В конце концов, жизнь на этом не кончена. Надо поскорее стряхнуть жалость к себе, и чем-то заняться. Исследовать эту сиреневую пустыню внизу. Да. Немедленно.
Он подошел к бетонному краю.
Прежде всего, найти способ туда спуститься. Прыгать высоковато. Травмы сейчас не нужны.
Побродив по площадке, Румбо обнаружил у дверей в углу дюралевого сплава приставную лестницу. Узкие её перекладины покрывал выпуклый узор, напоминавший руническое письмо.
- Удача со мной! - находка приятно возбудила его.
Он опустил лестницу вниз и, развернувшись, слез по ступеням.
Разочарование сдавило вдруг мозг.
В этом разочаровании присутствовал какой-то мистический страх. Или… хотя, при чем тут мистика? Просто число разочарований, которые суждено пережить нам, не бесконечно. И каждое новое приближает последнее - и может им оказаться.
Но к чему этот мрак? Отчего оказался он в состоянии депрессивного ступора? Возможно, это просто реакция на бурное совокупление?
Румбо присел на корточки и зачерпнул рукой грунт, напоминающий пыль. Серебристая, с оттенком сирени, она при ближайшем рассмотрении оказалась порошком, столь мелким, что иная модница смогла бы припудрить им щеки, чтобы они стали сиреневыми, как у покойника.
Откуда эта мода на покойников ныне? Пришла из прошлого, из разлагающихся останков тысячелетних царств? А что произошло с теми, кто тогда выжил, вот бы узнать. Оглядеть бы их жизнь ловким оком компьютера, подсчитать вероятность: есть ли у нас еще шанс? Стать юркими, как амебы. Разрушительными, как смерч. Стойкими, как саранча.
Где мой прадед крокодил? Где прабабка рысь? Пора слать за ними гонцов: нелегкое испытание предстоит мне. Пусть же память генов поможет мне выстоять, и простоять до конца - до того самого, который у каждого свой, свой, свой, свой, но обязательно есть - и никому его не избегнуть.

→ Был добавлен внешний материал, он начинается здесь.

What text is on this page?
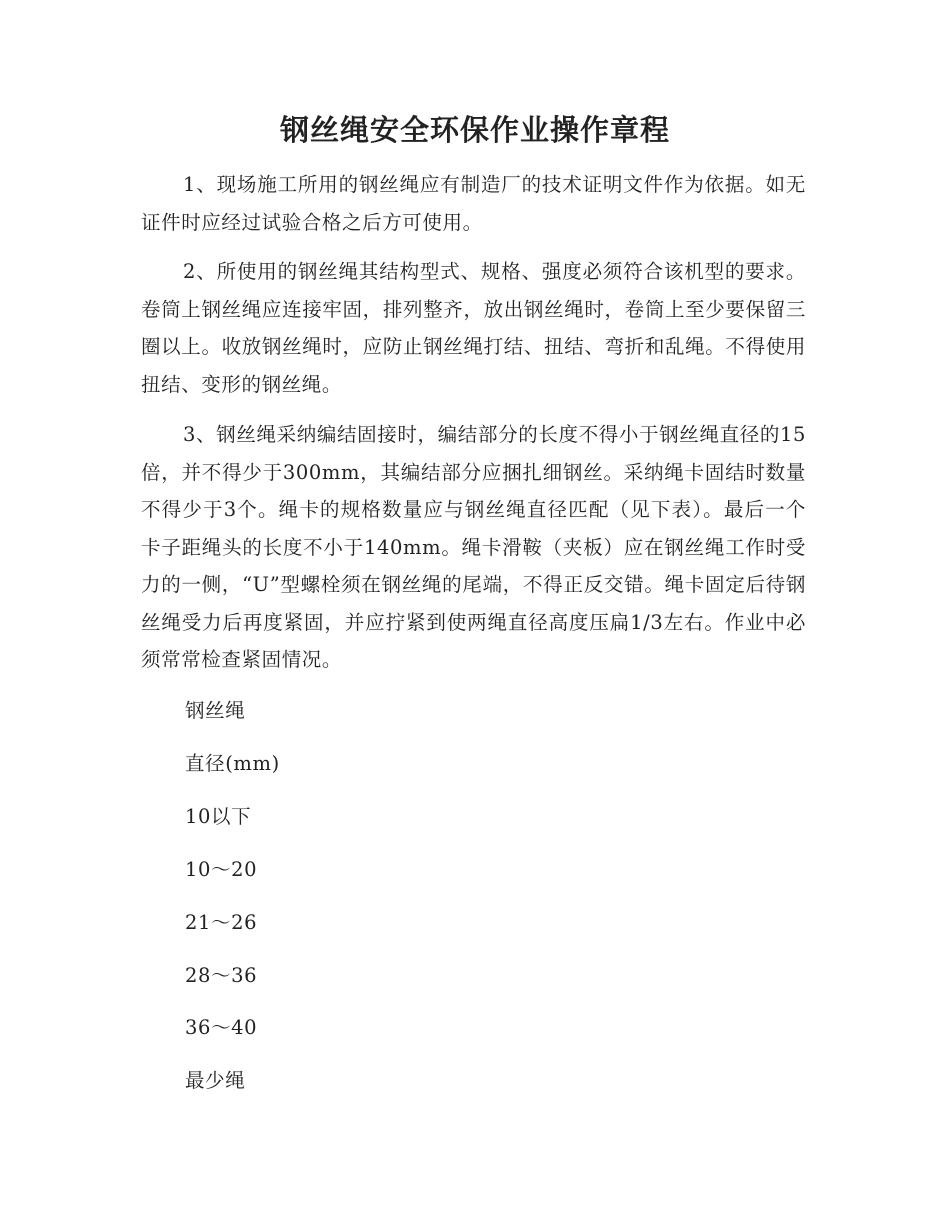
钢丝绳安全环保作业操作章程

1、现场施工所用的钢丝绳应有制造厂的技术证明文件作为依据。如无证件时应经过试验合格之后方可使用。

2、所使用的钢丝绳其结构型式、规格、强度必须符合该机型的要求。卷筒上钢丝绳应连接牢固，排列整齐，放出钢丝绳时，卷筒上至少要保留三圈以上。收放钢丝绳时，应防止钢丝绳打结、扭结、弯折和乱绳。不得使用扭结、变形的钢丝绳。

3、钢丝绳采纳编结固接时，编结部分的长度不得小于钢丝绳直径的15倍，并不得少于300mm，其编结部分应捆扎细钢丝。采纳绳卡固结时数量不得少于3个。绳卡的规格数量应与钢丝绳直径匹配（见下表）。最后一个卡子距绳头的长度不小于140mm。绳卡滑鞍（夹板）应在钢丝绳工作时受力的一侧，“U”型螺栓须在钢丝绳的尾端，不得正反交错。绳卡固定后待钢丝绳受力后再度紧固，并应拧紧到使两绳直径高度压扁1/3左右。作业中必须常常检查紧固情况。

钢丝绳

直径(mm)

10以下

10～20

21～26

28～36

36～40

最少绳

Но поскольку множество людей умирает тихо и без истерик, мы позволяем себе надеяться, что всё случится внезапно и до омерзенья легко.
Как пьяный нырок в ледяную прорубь.
Или надеетесь вы жить вечно?
Торопитесь. С прощальным шипением поезд стронул колеса.
- Уф, ссука… какая она, эта пыль! - вскрикнул Румбо, хлеща себя по лицу в желании вернуть былую трезвость.
Заморочился он Пылью Сиреневой, перхотью трупной, струпом мертвячьим; забыл прадеда-крокодила с прабабкой-рысью.
Дабы рассеять засосавшую панику, ухватил было лестницу - рвануть наверх обратно - когда к ужасу своему увидел, что бетонная стена помоста за спиною его исчезла, и теперь маячит еле где-то вдалеке, в сиреневом мареве.
И возопил в отчаянии Румбо, и дошло до него, что слои Сиреневой Пыли перемещаются друг относительно друга, как океанские течения - и одно из таких течений унесло его от Красной Комнаты и влечет сейчас куда-то по пустыне серебряных струпьев.